2. But God heard the groaning of the children of Britain, and God remembered His covenant with their forefathers, made when EUgypt was simply a common market.
3. Thus there arose two leaders among the children of Britain, whose names were Bosis and Cam-aaron.
Bosis and Cam-aaron play "spot the loony".
4. And Bosis spake, saying, let us leave EUgypt and go our own way. For Cripes! we want the right to obey our own Ten Commandments, rather than obeying the Ten Million Directives imposed by the Pharaoh, whose name is Juncker.
5. However, Camaaron disagreed, saying, I have spoken to the Pharaoh, and he hath promised us mighty concessions. Each day, between the second hour and five minutes after the second hour, our bondage will be lifted. Except when the day endeth in a Y.
6. And the people mocked Camaaron, saying, thou hast achieved nothing, for lo! the Pharaoh's servants Merkel and Hollande stand outside our tents, ready to flood them with aliens, such as the people of the Refugites, the Migranites, and even the Terrorites of Isis.

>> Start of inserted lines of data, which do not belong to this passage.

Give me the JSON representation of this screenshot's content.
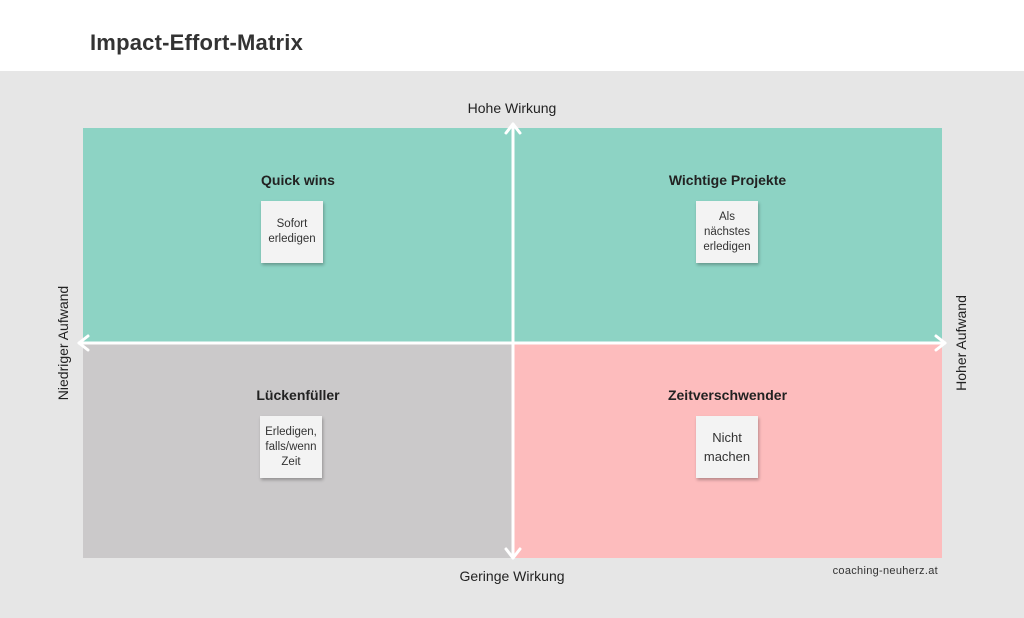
{
  "title": "Impact-Effort-Matrix",
  "axes": {
    "top": "Hohe Wirkung",
    "bottom": "Geringe Wirkung",
    "left": "Niedriger Aufwand",
    "right": "Hoher Aufwand"
  },
  "quadrants": {
    "top_left": {
      "title": "Quick wins",
      "note": [
        "Sofort",
        "erledigen"
      ],
      "color": "#8dd3c4"
    },
    "top_right": {
      "title": "Wichtige Projekte",
      "note": [
        "Als",
        "nächstes",
        "erledigen"
      ],
      "color": "#8dd3c4"
    },
    "bottom_left": {
      "title": "Lückenfüller",
      "note": [
        "Erledigen,",
        "falls/wenn",
        "Zeit"
      ],
      "color": "#cbc9ca"
    },
    "bottom_right": {
      "title": "Zeitverschwender",
      "note": [
        "Nicht",
        "machen"
      ],
      "color": "#fdbcbd"
    }
  },
  "credit": "coaching-neuherz.at"
}
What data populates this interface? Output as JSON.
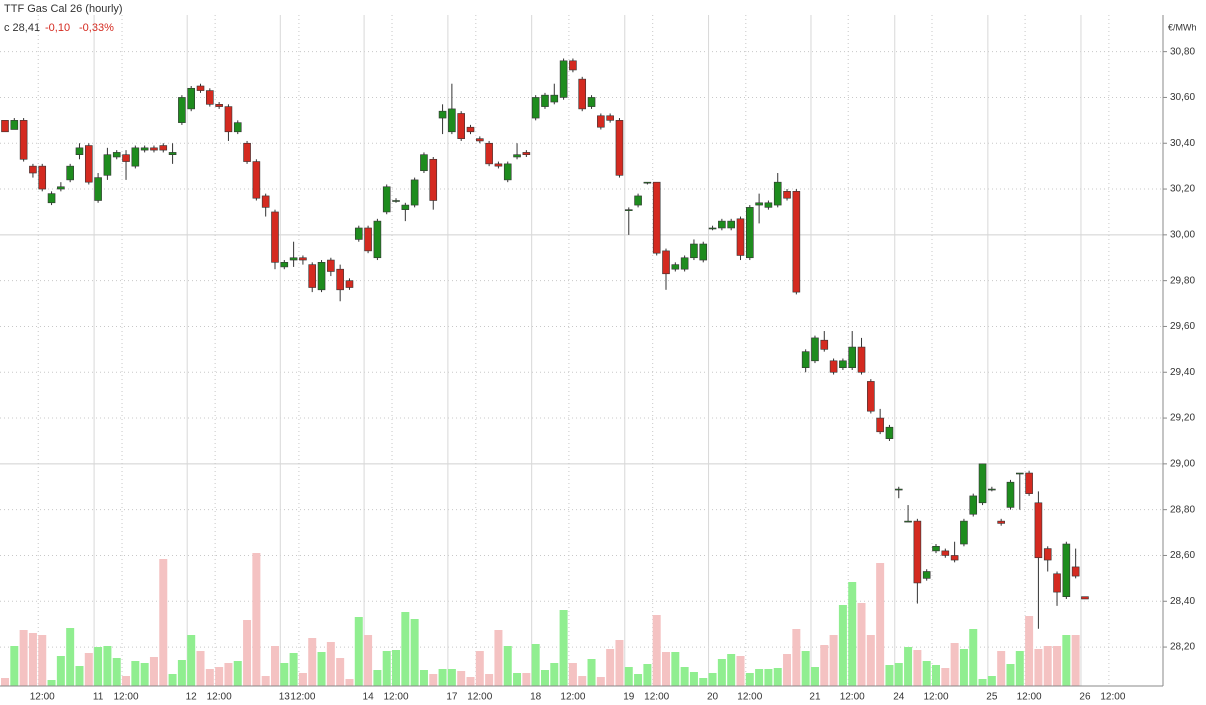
{
  "chart_data": {
    "type": "candlestick",
    "title": "TTF Gas Cal 26 (hourly)",
    "subtitle": [
      "c 28,41",
      "-0,10",
      "-0,33%"
    ],
    "y_axis_label": "€/MWh",
    "up_color": "#1e8c1e",
    "down_color": "#d42a20",
    "volume_up_color": "#90ee90",
    "volume_down_color": "#f4c2c2",
    "grid": true,
    "categories": [
      null,
      null,
      null,
      null,
      "12:00",
      null,
      null,
      null,
      null,
      null,
      "11",
      null,
      null,
      "12:00",
      null,
      null,
      null,
      null,
      null,
      null,
      "12",
      null,
      null,
      "12:00",
      null,
      null,
      null,
      null,
      null,
      null,
      "13",
      null,
      "12:00",
      null,
      null,
      null,
      null,
      null,
      null,
      "14",
      null,
      null,
      "12:00",
      null,
      null,
      null,
      null,
      null,
      "17",
      null,
      null,
      "12:00",
      null,
      null,
      null,
      null,
      null,
      "18",
      null,
      null,
      null,
      "12:00",
      null,
      null,
      null,
      null,
      null,
      "19",
      null,
      null,
      "12:00",
      null,
      null,
      null,
      null,
      null,
      "20",
      null,
      null,
      null,
      "12:00",
      null,
      null,
      null,
      null,
      null,
      null,
      "21",
      null,
      null,
      null,
      "12:00",
      null,
      null,
      null,
      null,
      "24",
      null,
      null,
      null,
      "12:00",
      null,
      null,
      null,
      null,
      null,
      "25",
      null,
      null,
      null,
      "12:00",
      null,
      null,
      null,
      null,
      null,
      "26",
      null,
      null,
      "12:00"
    ],
    "open": [
      30.5,
      30.46,
      30.5,
      30.3,
      30.3,
      30.14,
      30.2,
      30.24,
      30.35,
      30.39,
      30.15,
      30.26,
      30.34,
      30.35,
      30.3,
      30.37,
      30.38,
      30.39,
      30.35,
      30.49,
      30.55,
      30.65,
      30.63,
      30.57,
      30.56,
      30.45,
      30.4,
      30.32,
      30.17,
      30.1,
      29.86,
      29.89,
      29.9,
      29.87,
      29.76,
      29.89,
      29.85,
      29.8,
      29.98,
      30.03,
      29.9,
      30.1,
      30.15,
      30.11,
      30.13,
      30.28,
      30.33,
      30.51,
      30.45,
      30.53,
      30.47,
      30.42,
      30.4,
      30.31,
      30.24,
      30.34,
      30.36,
      30.51,
      30.56,
      30.58,
      30.6,
      30.76,
      30.68,
      30.56,
      30.52,
      30.52,
      30.5,
      30.11,
      30.13,
      30.23,
      30.23,
      29.93,
      29.85,
      29.85,
      29.9,
      29.89,
      30.03,
      30.03,
      30.03,
      30.07,
      29.9,
      30.13,
      30.12,
      30.13,
      30.19,
      30.19,
      29.42,
      29.45,
      29.54,
      29.45,
      29.42,
      29.42,
      29.51,
      29.36,
      29.2,
      29.11,
      28.89,
      28.75,
      28.75,
      28.5,
      28.62,
      28.62,
      28.6,
      28.65,
      28.78,
      28.83,
      28.89,
      28.75,
      28.81,
      28.96,
      28.96,
      28.83,
      28.63,
      28.52,
      28.42,
      28.55,
      28.42,
      null,
      null,
      null
    ],
    "high": [
      30.5,
      30.51,
      30.51,
      30.31,
      30.31,
      30.19,
      30.23,
      30.31,
      30.4,
      30.4,
      30.27,
      30.38,
      30.37,
      30.37,
      30.39,
      30.39,
      30.39,
      30.4,
      30.4,
      30.61,
      30.65,
      30.66,
      30.64,
      30.58,
      30.57,
      30.5,
      30.41,
      30.33,
      30.18,
      30.11,
      29.89,
      29.97,
      29.91,
      29.88,
      29.89,
      29.9,
      29.87,
      29.81,
      30.04,
      30.04,
      30.07,
      30.22,
      30.16,
      30.14,
      30.25,
      30.36,
      30.34,
      30.57,
      30.66,
      30.54,
      30.48,
      30.43,
      30.41,
      30.32,
      30.32,
      30.4,
      30.37,
      30.61,
      30.62,
      30.66,
      30.77,
      30.77,
      30.69,
      30.61,
      30.53,
      30.53,
      30.51,
      30.12,
      30.18,
      30.23,
      30.23,
      29.94,
      29.88,
      29.91,
      29.98,
      29.97,
      30.04,
      30.07,
      30.07,
      30.08,
      30.13,
      30.18,
      30.15,
      30.27,
      30.2,
      30.2,
      29.5,
      29.56,
      29.58,
      29.46,
      29.46,
      29.58,
      29.55,
      29.37,
      29.24,
      29.17,
      28.9,
      28.82,
      28.76,
      28.54,
      28.65,
      28.63,
      28.66,
      28.76,
      28.87,
      29.0,
      28.9,
      28.76,
      28.93,
      28.96,
      28.97,
      28.88,
      28.64,
      28.53,
      28.66,
      28.63,
      28.42,
      null,
      null,
      null
    ],
    "low": [
      30.45,
      30.46,
      30.32,
      30.25,
      30.19,
      30.13,
      30.19,
      30.23,
      30.33,
      30.22,
      30.14,
      30.24,
      30.33,
      30.24,
      30.29,
      30.36,
      30.36,
      30.36,
      30.31,
      30.48,
      30.54,
      30.62,
      30.56,
      30.55,
      30.41,
      30.44,
      30.31,
      30.15,
      30.08,
      29.85,
      29.85,
      29.86,
      29.87,
      29.75,
      29.75,
      29.82,
      29.71,
      29.76,
      29.97,
      29.92,
      29.89,
      30.09,
      30.14,
      30.06,
      30.12,
      30.27,
      30.11,
      30.44,
      30.44,
      30.41,
      30.44,
      30.4,
      30.3,
      30.29,
      30.23,
      30.33,
      30.34,
      30.5,
      30.55,
      30.57,
      30.59,
      30.71,
      30.54,
      30.55,
      30.46,
      30.49,
      30.25,
      30.0,
      30.12,
      30.22,
      29.91,
      29.76,
      29.84,
      29.84,
      29.89,
      29.88,
      30.02,
      30.02,
      30.02,
      29.89,
      29.89,
      30.05,
      30.11,
      30.12,
      30.15,
      29.74,
      29.4,
      29.44,
      29.49,
      29.39,
      29.41,
      29.41,
      29.39,
      29.22,
      29.13,
      29.1,
      28.85,
      28.75,
      28.39,
      28.49,
      28.61,
      28.59,
      28.57,
      28.64,
      28.77,
      28.82,
      28.88,
      28.73,
      28.8,
      28.8,
      28.86,
      28.28,
      28.53,
      28.38,
      28.41,
      28.5,
      28.41,
      null,
      null,
      null
    ],
    "close": [
      30.45,
      30.5,
      30.33,
      30.27,
      30.2,
      30.18,
      30.21,
      30.3,
      30.38,
      30.23,
      30.25,
      30.35,
      30.36,
      30.32,
      30.38,
      30.38,
      30.37,
      30.37,
      30.36,
      30.6,
      30.64,
      30.63,
      30.57,
      30.56,
      30.45,
      30.49,
      30.32,
      30.16,
      30.12,
      29.88,
      29.88,
      29.9,
      29.89,
      29.77,
      29.88,
      29.84,
      29.76,
      29.77,
      30.03,
      29.93,
      30.06,
      30.21,
      30.15,
      30.13,
      30.24,
      30.35,
      30.15,
      30.54,
      30.55,
      30.42,
      30.45,
      30.41,
      30.31,
      30.3,
      30.31,
      30.35,
      30.35,
      30.6,
      30.61,
      30.61,
      30.76,
      30.72,
      30.55,
      30.6,
      30.47,
      30.5,
      30.26,
      30.11,
      30.17,
      30.23,
      29.92,
      29.83,
      29.87,
      29.9,
      29.96,
      29.96,
      30.03,
      30.06,
      30.06,
      29.91,
      30.12,
      30.14,
      30.14,
      30.23,
      30.16,
      29.75,
      29.49,
      29.55,
      29.5,
      29.4,
      29.45,
      29.51,
      29.4,
      29.23,
      29.14,
      29.16,
      28.89,
      28.75,
      28.48,
      28.53,
      28.64,
      28.6,
      28.58,
      28.75,
      28.86,
      29.0,
      28.89,
      28.74,
      28.92,
      28.96,
      28.87,
      28.59,
      28.58,
      28.44,
      28.65,
      28.51,
      28.41,
      null,
      null,
      null
    ],
    "volume": [
      8,
      40,
      56,
      53,
      51,
      6,
      30,
      58,
      20,
      33,
      39,
      40,
      28,
      10,
      25,
      23,
      29,
      127,
      12,
      26,
      51,
      35,
      17,
      19,
      23,
      25,
      66,
      133,
      10,
      40,
      23,
      33,
      13,
      48,
      34,
      44,
      28,
      7,
      69,
      51,
      16,
      35,
      36,
      74,
      67,
      16,
      12,
      17,
      17,
      15,
      9,
      35,
      12,
      56,
      40,
      13,
      13,
      42,
      16,
      23,
      76,
      23,
      10,
      27,
      9,
      37,
      46,
      19,
      12,
      22,
      71,
      34,
      34,
      19,
      14,
      8,
      13,
      27,
      32,
      30,
      13,
      17,
      17,
      18,
      32,
      57,
      35,
      19,
      41,
      51,
      81,
      104,
      83,
      51,
      123,
      21,
      23,
      39,
      36,
      25,
      21,
      18,
      43,
      37,
      57,
      7,
      10,
      35,
      22,
      35,
      70,
      37,
      40,
      40,
      51,
      51,
      null,
      null,
      null,
      null
    ],
    "vlim": [
      0,
      150
    ],
    "ylim": [
      28.03,
      30.96
    ],
    "yticks": [
      {
        "value": 28.2,
        "label": "28,20"
      },
      {
        "value": 28.4,
        "label": "28,40"
      },
      {
        "value": 28.6,
        "label": "28,60"
      },
      {
        "value": 28.8,
        "label": "28,80"
      },
      {
        "value": 29.0,
        "label": "29,00"
      },
      {
        "value": 29.2,
        "label": "29,20"
      },
      {
        "value": 29.4,
        "label": "29,40"
      },
      {
        "value": 29.6,
        "label": "29,60"
      },
      {
        "value": 29.8,
        "label": "29,80"
      },
      {
        "value": 30.0,
        "label": "30,00"
      },
      {
        "value": 30.2,
        "label": "30,20"
      },
      {
        "value": 30.4,
        "label": "30,40"
      },
      {
        "value": 30.6,
        "label": "30,60"
      },
      {
        "value": 30.8,
        "label": "30,80"
      }
    ]
  }
}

And not a single good plumber among them.
An army of Migranites seeking to invade.
7. And even Corbyn the Clown jeered at Camaaron, saying, what is wrong with slavery and bondage, anyway? I myself quite enjoy being bullied, humiliated, and laughed at, for that is why I became a party leader.
8. Then God smote EUgypt with a series of plagues.
9. For there came a plague of Farogs, which went to the houses, and the bedchambers, and even the drinking-troughs, crying "Brexit! Brexit!"
A Farog cometh to the drinking-trough.
10. And Pharaoh came to Bosis, saying, Take away the Farogs, and I might even let thy people go.
11. But Camaaron spake, saying, I have obtained a wondrous deal, and I shall advise the people of Britain to stay in EUgypt, rather than go into the wilderness.
12. What's more, Bosis is a cad and a traitor unto me, and if we were still at Eton I would smite him behind the bike-sheds.